Le Dumfries and Galloway est une terre pastorale où paissent les “belties”, les belted cows, ces vaches noires ceinturées d’une large bande blanche (“vaches Oréo”, disent les Américains), pleutres ruminants qui fuient devant l’objectif. Sur ces vastes étendues qui se cognent aux collines, les guerres avec l’Anglais tout proche ont laissé un champ de ruines. Le château de Caerlaverock (prononcer “Colavrik”), forteresse du XIIe construite en plan triangulaire flottant sur un étang, est sans doute le plus bel exemple du romantisme sauvage qu’inspirent les murailles effondrées et les toits ouverts aux vents et aux alouettes.
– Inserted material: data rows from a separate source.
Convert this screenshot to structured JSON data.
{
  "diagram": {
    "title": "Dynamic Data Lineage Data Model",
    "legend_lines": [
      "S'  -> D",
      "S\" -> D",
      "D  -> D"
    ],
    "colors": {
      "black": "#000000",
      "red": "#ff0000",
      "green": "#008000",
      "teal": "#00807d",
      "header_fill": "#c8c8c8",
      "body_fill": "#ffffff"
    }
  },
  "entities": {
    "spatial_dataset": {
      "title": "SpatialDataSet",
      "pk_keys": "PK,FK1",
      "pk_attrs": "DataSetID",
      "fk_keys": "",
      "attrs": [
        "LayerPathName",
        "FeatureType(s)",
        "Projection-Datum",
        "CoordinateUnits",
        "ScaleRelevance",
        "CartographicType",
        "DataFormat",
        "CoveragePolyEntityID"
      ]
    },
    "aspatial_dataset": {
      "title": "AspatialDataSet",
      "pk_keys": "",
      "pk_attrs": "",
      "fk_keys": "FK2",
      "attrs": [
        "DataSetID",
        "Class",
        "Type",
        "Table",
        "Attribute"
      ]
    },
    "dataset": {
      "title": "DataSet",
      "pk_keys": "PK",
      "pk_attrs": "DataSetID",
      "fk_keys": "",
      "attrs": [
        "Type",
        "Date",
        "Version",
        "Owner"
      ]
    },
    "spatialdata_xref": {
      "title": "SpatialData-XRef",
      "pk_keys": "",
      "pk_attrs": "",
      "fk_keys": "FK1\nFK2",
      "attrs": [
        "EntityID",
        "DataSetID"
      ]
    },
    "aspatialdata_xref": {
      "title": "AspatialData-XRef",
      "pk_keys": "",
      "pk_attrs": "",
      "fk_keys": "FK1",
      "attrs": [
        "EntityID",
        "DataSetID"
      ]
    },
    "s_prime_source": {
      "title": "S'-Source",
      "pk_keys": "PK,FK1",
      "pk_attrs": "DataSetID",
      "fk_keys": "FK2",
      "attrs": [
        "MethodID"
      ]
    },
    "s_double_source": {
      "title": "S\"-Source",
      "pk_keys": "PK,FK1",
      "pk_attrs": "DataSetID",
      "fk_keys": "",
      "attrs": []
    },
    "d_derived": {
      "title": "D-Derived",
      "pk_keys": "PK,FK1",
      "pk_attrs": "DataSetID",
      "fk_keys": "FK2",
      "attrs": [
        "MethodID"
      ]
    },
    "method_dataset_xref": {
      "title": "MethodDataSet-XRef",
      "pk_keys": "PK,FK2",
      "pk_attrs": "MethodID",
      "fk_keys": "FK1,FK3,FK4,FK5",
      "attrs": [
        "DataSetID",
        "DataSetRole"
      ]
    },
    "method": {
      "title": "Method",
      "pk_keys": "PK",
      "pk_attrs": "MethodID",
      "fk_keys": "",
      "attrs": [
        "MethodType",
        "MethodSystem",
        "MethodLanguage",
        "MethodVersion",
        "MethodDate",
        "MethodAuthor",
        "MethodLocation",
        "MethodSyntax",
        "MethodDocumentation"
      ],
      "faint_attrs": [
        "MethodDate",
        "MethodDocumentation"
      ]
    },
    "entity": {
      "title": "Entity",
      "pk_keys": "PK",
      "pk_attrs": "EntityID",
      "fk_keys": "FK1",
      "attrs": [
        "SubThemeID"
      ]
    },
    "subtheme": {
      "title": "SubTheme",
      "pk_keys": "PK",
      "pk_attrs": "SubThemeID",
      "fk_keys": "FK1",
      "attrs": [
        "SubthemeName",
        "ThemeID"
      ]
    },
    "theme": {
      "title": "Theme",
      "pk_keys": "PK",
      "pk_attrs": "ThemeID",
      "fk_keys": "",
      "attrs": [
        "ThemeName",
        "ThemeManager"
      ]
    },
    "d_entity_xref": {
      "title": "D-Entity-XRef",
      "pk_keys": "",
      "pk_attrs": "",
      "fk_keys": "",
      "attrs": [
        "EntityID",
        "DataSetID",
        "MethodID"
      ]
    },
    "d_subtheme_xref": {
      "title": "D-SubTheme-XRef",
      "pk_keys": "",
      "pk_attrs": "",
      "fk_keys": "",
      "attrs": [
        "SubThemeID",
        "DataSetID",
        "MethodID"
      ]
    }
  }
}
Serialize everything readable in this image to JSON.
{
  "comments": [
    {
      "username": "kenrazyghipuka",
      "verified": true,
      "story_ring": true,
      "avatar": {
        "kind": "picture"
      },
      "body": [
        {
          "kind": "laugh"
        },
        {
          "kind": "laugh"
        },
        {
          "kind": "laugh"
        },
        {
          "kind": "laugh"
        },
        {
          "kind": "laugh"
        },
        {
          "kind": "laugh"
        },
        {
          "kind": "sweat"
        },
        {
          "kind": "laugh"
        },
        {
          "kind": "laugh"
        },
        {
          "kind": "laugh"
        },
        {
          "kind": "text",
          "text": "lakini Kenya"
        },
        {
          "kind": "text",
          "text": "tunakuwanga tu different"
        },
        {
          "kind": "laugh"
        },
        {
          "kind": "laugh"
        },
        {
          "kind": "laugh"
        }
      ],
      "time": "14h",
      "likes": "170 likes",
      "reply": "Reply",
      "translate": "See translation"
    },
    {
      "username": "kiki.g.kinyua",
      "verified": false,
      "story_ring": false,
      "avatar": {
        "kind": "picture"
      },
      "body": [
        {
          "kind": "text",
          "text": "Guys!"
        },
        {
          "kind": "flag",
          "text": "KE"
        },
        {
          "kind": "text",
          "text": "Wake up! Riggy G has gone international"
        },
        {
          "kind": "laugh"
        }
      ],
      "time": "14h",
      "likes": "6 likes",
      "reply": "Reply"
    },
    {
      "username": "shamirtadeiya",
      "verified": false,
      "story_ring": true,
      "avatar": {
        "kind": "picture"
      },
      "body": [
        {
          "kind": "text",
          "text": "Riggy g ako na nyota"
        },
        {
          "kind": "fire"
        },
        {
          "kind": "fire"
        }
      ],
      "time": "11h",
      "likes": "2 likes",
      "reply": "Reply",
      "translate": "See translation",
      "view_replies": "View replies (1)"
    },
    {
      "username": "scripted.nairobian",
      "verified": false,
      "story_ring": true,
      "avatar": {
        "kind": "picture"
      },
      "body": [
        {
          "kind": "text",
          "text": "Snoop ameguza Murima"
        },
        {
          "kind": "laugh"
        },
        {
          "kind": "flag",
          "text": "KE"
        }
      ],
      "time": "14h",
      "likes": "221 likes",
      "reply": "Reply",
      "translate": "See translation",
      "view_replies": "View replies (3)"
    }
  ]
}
À moins qu’on ne lui préfère Sweetheart Abbey, carcasse de pierre rougeoyante, symbole de la dévotion d’une femme, Lady Dervorgilla, à feu son époux dont elle fit embaumer le cœur pour qu’il ne la quittât jamais.

À Annan, les ruines ont été relevées. Et de la plus belle manière, pour ressusciter la distillerie d’Annandale, fermée en 1918 et rouverte en 2014. Créature de pierre rouge, de chêne blond, de cuivre chaud, elle se dresse, appuyée sur une haute cheminée d’époque, au milieu d’un grand nulle part. Les deux premiers single malts, Man o’Words (en hommage à Robert Burns) et Man o’Sword (un tourbé, dédié à Robert the Bruce, l’autre enfant du pays), sont attendus en avril-mai. Si les chais commencent à peine à se remplir, la distillerie et son restaurant attirent déjà par grappes les visiteurs curieux. En direction opposée depuis Dumfries, une autre distillerie silencieuse – car les églises du malt ne meurent jamais, elles cessent simplement de parler -, rouvrira bientôt ses portes : Bladnoch. La beauté sereine du sud-ouest écossais ne restera sans doute plus longtemps un secret.